Clohessy continues: ‘Placing expectations on the dying is an easy mistake to make. But when we do so, we limit our ability to open our hearts to what is happening and be truly present with the person who is making the journey in the here and now…  When we impose our beliefs about what death “should” look like on someone who is dying, we deny them unconditional love and acceptance they need and deserve.’ 

So, calling death an art may well make things... well, difficult. This is not to say one should not prepare for death – by all and every means, prepare for the inevitable by talking about it and doing what you can to make it easier for you and your loved ones.

The ‘death positive’ movement, with the redoubtable Caitlin Doughty, possibly the world’s most popular mortician as its high priestess, is a growing community which has some really useful things to say in a manifesto of sorts on their website. The Order of The Good Death, which she co-founded, has a mission to ‘make death a part of your life.’  

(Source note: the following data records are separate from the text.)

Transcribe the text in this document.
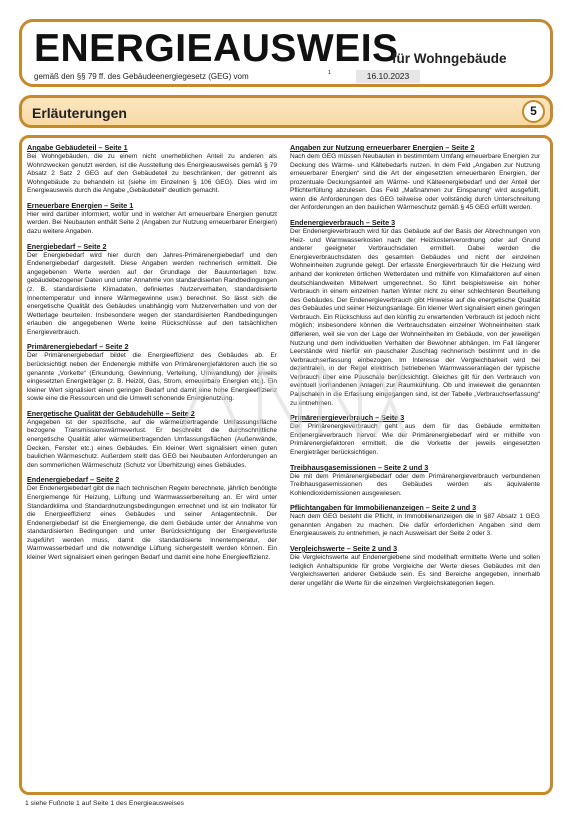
ENERGIEAUSWEIS
für Wohngebäude
gemäß den §§ 79 ff. des Gebäudeenergiegesetz (GEG) vom	1	16.10.2023
Erläuterungen	5
Angabe Gebäudeteil – Seite 1

Bei Wohngebäuden, die zu einem nicht unerheblichen Anteil zu anderen als Wohnzwecken genutzt werden, ist die Ausstellung des Energieausweises gemäß § 79 Absatz 2 Satz 2 GEG auf den Gebäudeteil zu beschränken, der getrennt als Wohngebäude zu behandeln ist (siehe im Einzelnen § 106 GEG). Dies wird im Energieausweis durch die Angabe „Gebäudeteil“ deutlich gemacht.

Erneuerbare Energien – Seite 1

Hier wird darüber informiert, wofür und in welcher Art erneuerbare Energien genutzt werden. Bei Neubauten enthält Seite 2 (Angaben zur Nutzung erneuerbarer Energien) dazu weitere Angaben.

Energiebedarf – Seite 2

Der Energiebedarf wird hier durch den Jahres-Primärenergiebedarf und den Endenergiebedarf dargestellt. Diese Angaben werden rechnerisch ermittelt. Die angegebenen Werte werden auf der Grundlage der Bauunterlagen bzw. gebäudebezogener Daten und unter Annahme von standardisierten Randbedingungen (z. B. standardisierte Klimadaten, definiertes Nutzerverhalten, standardisierte Innentemperatur und innere Wärmegewinne usw.) berechnet. So lässt sich die energetische Qualität des Gebäudes unabhängig vom Nutzerverhalten und von der Wetterlage beurteilen. Insbesondere wegen der standardisierten Randbedingungen erlauben die angegebenen Werte keine Rückschlüsse auf den tatsächlichen Energieverbrauch.

Primärenergiebedarf – Seite 2

Der Primärenergiebedarf bildet die Energieeffizienz des Gebäudes ab. Er berücksichtigt neben der Endenergie mithilfe von Primärenergiefaktoren auch die so genannte „Vorkette“ (Erkundung, Gewinnung, Verteilung, Umwandlung) der jeweils eingesetzten Energieträger (z. B. Heizöl, Gas, Strom, erneuerbare Energien etc.). Ein kleiner Wert signalisiert einen geringen Bedarf und damit eine hohe Energieeffizienz sowie eine die Ressourcen und die Umwelt schonende Energienutzung.

Energetische Qualität der Gebäudehülle – Seite 2

Angegeben ist der spezifische, auf die wärmeübertragende Umfassungsfläche bezogene Transmissionswärmeverlust. Er beschreibt die durchschnittliche energetische Qualität aller wärmeübertragenden Umfassungsflächen (Außenwände, Decken, Fenster etc.) eines Gebäudes. Ein kleiner Wert signalisiert einen guten baulichen Wärmeschutz. Außerdem stellt das GEG bei Neubauten Anforderungen an den sommerlichen Wärmeschutz (Schutz vor Überhitzung) eines Gebäudes.

Endenergiebedarf – Seite 2

Der Endenergiebedarf gibt die nach technischen Regeln berechnete, jährlich benötigte Energiemenge für Heizung, Lüftung und Warmwasserbereitung an. Er wird unter Standardklima und Standardnutzungsbedingungen errechnet und ist ein Indikator für die Energieeffizienz eines Gebäudes und seiner Anlagentechnik. Der Endenergiebedarf ist die Energiemenge, die dem Gebäude unter der Annahme von standardisierten Bedingungen und unter Berücksichtigung der Energieverluste zugeführt werden muss, damit die standardisierte Innentemperatur, der Warmwasserbedarf und die notwendige Lüftung sichergestellt werden können. Ein kleiner Wert signalisiert einen geringen Bedarf und damit eine hohe Energieeffizienz.

Angaben zur Nutzung erneuerbarer Energien – Seite 2

Nach dem GEG müssen Neubauten in bestimmtem Umfang erneuerbare Energien zur Deckung des Wärme- und Kältebedarfs nutzen. In dem Feld „Angaben zur Nutzung erneuerbarer Energien“ sind die Art der eingesetzten erneuerbaren Energien, der prozentuale Deckungsanteil am Wärme- und Kälteenergiebedarf und der Anteil der Pflichterfüllung abzulesen. Das Feld „Maßnahmen zur Einsparung“ wird ausgefüllt, wenn die Anforderungen des GEG teilweise oder vollständig durch Unterschreitung der Anforderungen an den baulichen Wärmeschutz gemäß § 45 GEG erfüllt werden.

Endenergieverbrauch – Seite 3

Der Endenergieverbrauch wird für das Gebäude auf der Basis der Abrechnungen von Heiz- und Warmwasserkosten nach der Heizkostenverordnung oder auf Grund anderer geeigneter Verbrauchsdaten ermittelt. Dabei werden die Energieverbrauchsdaten des gesamten Gebäudes und nicht der einzelnen Wohneinheiten zugrunde gelegt. Der erfasste Energieverbrauch für die Heizung wird anhand der konkreten örtlichen Wetterdaten und mithilfe von Klimafaktoren auf einen deutschlandweiten Mittelwert umgerechnet. So führt beispielsweise ein hoher Verbrauch in einem einzelnen harten Winter nicht zu einer schlechteren Beurteilung des Gebäudes. Der Endenergieverbrauch gibt Hinweise auf die energetische Qualität des Gebäudes und seiner Heizungsanlage. Ein kleiner Wert signalisiert einen geringen Verbrauch. Ein Rückschluss auf den künftig zu erwartenden Verbrauch ist jedoch nicht möglich; insbesondere können die Verbrauchsdaten einzelner Wohneinheiten stark differieren, weil sie von der Lage der Wohneinheiten im Gebäude, von der jeweiligen Nutzung und dem individuellen Verhalten der Bewohner abhängen. Im Fall längerer Leerstände wird hierfür ein pauschaler Zuschlag rechnerisch bestimmt und in die Verbrauchserfassung einbezogen. Im Interesse der Vergleichbarkeit wird bei dezentralen, in der Regel elektrisch betriebenen Warmwasseranlagen der typische Verbrauch über eine Pauschale berücksichtigt. Gleiches gilt für den Verbrauch von eventuell vorhandenen Anlagen zur Raumkühlung. Ob und inwieweit die genannten Pauschalen in die Erfassung eingegangen sind, ist der Tabelle „Verbrauchserfassung“ zu entnehmen.

Primärenergieverbrauch – Seite 3

Der Primärenergieverbrauch geht aus dem für das Gebäude ermittelten Endenergieverbrauch hervor. Wie der Primärenergiebedarf wird er mithilfe von Primärenergiefaktoren ermittelt, die die Vorkette der jeweils eingesetzten Energieträger berücksichtigen.

Treibhausgasemissionen – Seite 2 und 3

Die mit dem Primärenergiebedarf oder dem Primärenergieverbrauch verbundenen Treibhausgasemissionen des Gebäudes werden als äquivalente Kohlendioxidemissionen ausgewiesen.

Pflichtangaben für Immobilienanzeigen – Seite 2 und 3

Nach dem GEG besteht die Pflicht, in Immobilienanzeigen die in §87 Absatz 1 GEG genannten Angaben zu machen. Die dafür erforderlichen Angaben sind dem Energieausweis zu entnehmen, je nach Ausweisart der Seite 2 oder 3.

Vergleichswerte – Seite 2 und 3

Die Vergleichswerte auf Endenergiebene sind modellhaft ermittelte Werte und sollen lediglich Anhaltspunkte für grobe Vergleiche der Werte dieses Gebäudes mit den Vergleichswerten anderer Gebäude sein. Es sind Bereiche angegeben, innerhalb derer ungefähr die Werte für die einzelnen Vergleichskategorien liegen.

1 siehe Fußnote 1 auf Seite 1 des Energieausweises
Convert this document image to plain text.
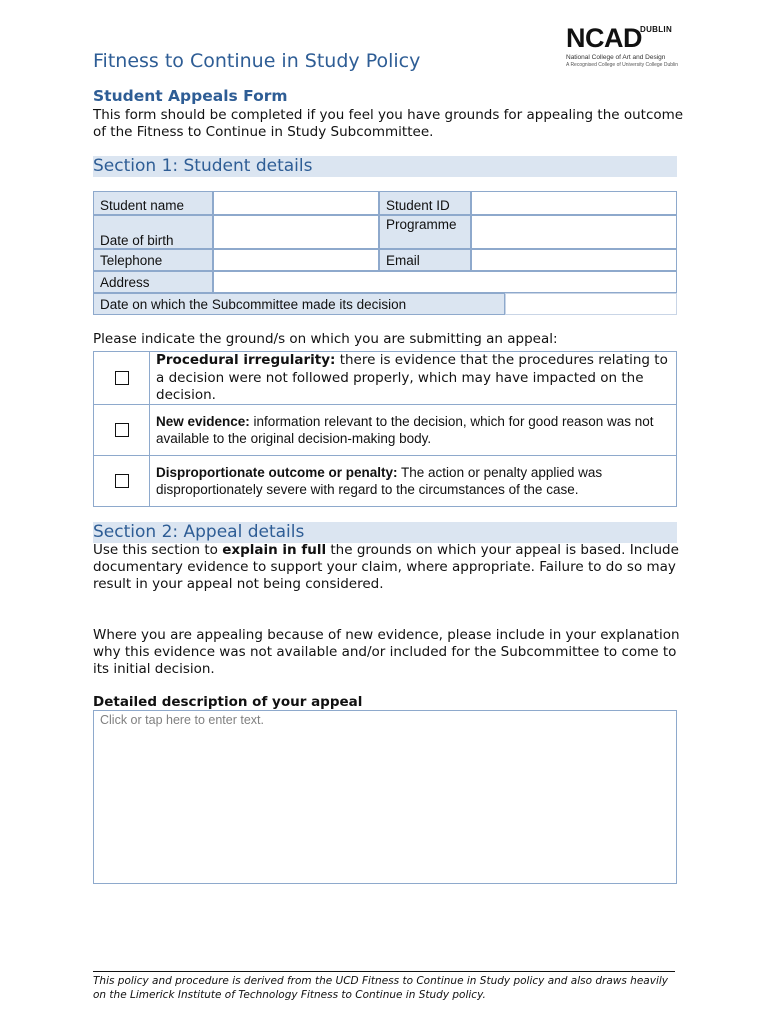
NCAD
DUBLIN
National College of Art and Design
A Recognised College of University College Dublin
Fitness to Continue in Study Policy
Student Appeals Form
This form should be completed if you feel you have grounds for appealing the outcome of the Fitness to Continue in Study Subcommittee.
Section 1: Student details
Student name	Student ID
Date of birth
Programme
Telephone	Email
Address
Date on which the Subcommittee made its decision
Please indicate the ground/s on which you are submitting an appeal:
Procedural irregularity: there is evidence that the procedures relating to a decision were not followed properly, which may have impacted on the decision.
New evidence: information relevant to the decision, which for good reason was not available to the original decision-making body.
Disproportionate outcome or penalty: The action or penalty applied was disproportionately severe with regard to the circumstances of the case.
Section 2: Appeal details
Use this section to explain in full the grounds on which your appeal is based. Include documentary evidence to support your claim, where appropriate. Failure to do so may result in your appeal not being considered.
Where you are appealing because of new evidence, please include in your explanation why this evidence was not available and/or included for the Subcommittee to come to its initial decision.
Detailed description of your appeal
Click or tap here to enter text.
This policy and procedure is derived from the UCD Fitness to Continue in Study policy and also draws heavily on the Limerick Institute of Technology Fitness to Continue in Study policy.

'Faces of Death' by Landis Blair. Visit talkdeath.com for '15 Death Positive Artists you Should Know.'

'Faces of Death' by Landis Blair.
Visit talkdeath.com for '15 Death Positive Artists you Should Know.'

Implicit in most understandings of death however, as well as this idea of a ‘good death’ and dying as an ‘art’ is the veiled assumption that death is some sort of final act.

For me though, death is not just an occurrence. Instead of seeing death as ‘the end,’ consciousness of it provides the means to live a full live. Without wishing to intrude on the province of the suffering, I understand that I am already dying, and that every day death is with me. It is in every cell of skin that falls from me, in each expiring blood cell that perishes within. I’m slowly dying, inside and out. Death surrounds me and I am in it, as much as I am alive and in life. It is in the grief of my friends, in my own grief too. In my own dying I find my vitality. Death sharpens my life.

So it’s a lifelong process, this dying shtick, kicked off at the moment of birth. Carl Jung reminds us that ‘Life is a short pause between two great mysteries. Beware of those who offer answers.’ Perhaps it’s this voracious scientific urge towards a complete system of knowledge that wants to dominate this unknown province, this final mystery – in fact, to cheat it, to perhaps even bypass it entirely - the next big tech 'disruption.'

Gimme a break. I do well to remember that death is a mystery, and something that mystifies. It’s also easy to theorise about and extrapolate upon. Until it happens to oneself.

A good death? An artful expiration? If you really must have one, then, to paraphrase Dr Kathryn Mannix, a palliative care doctor and author, if you want to die well, then first - live well.

That’s about as much as one can do, I think. But what do you think?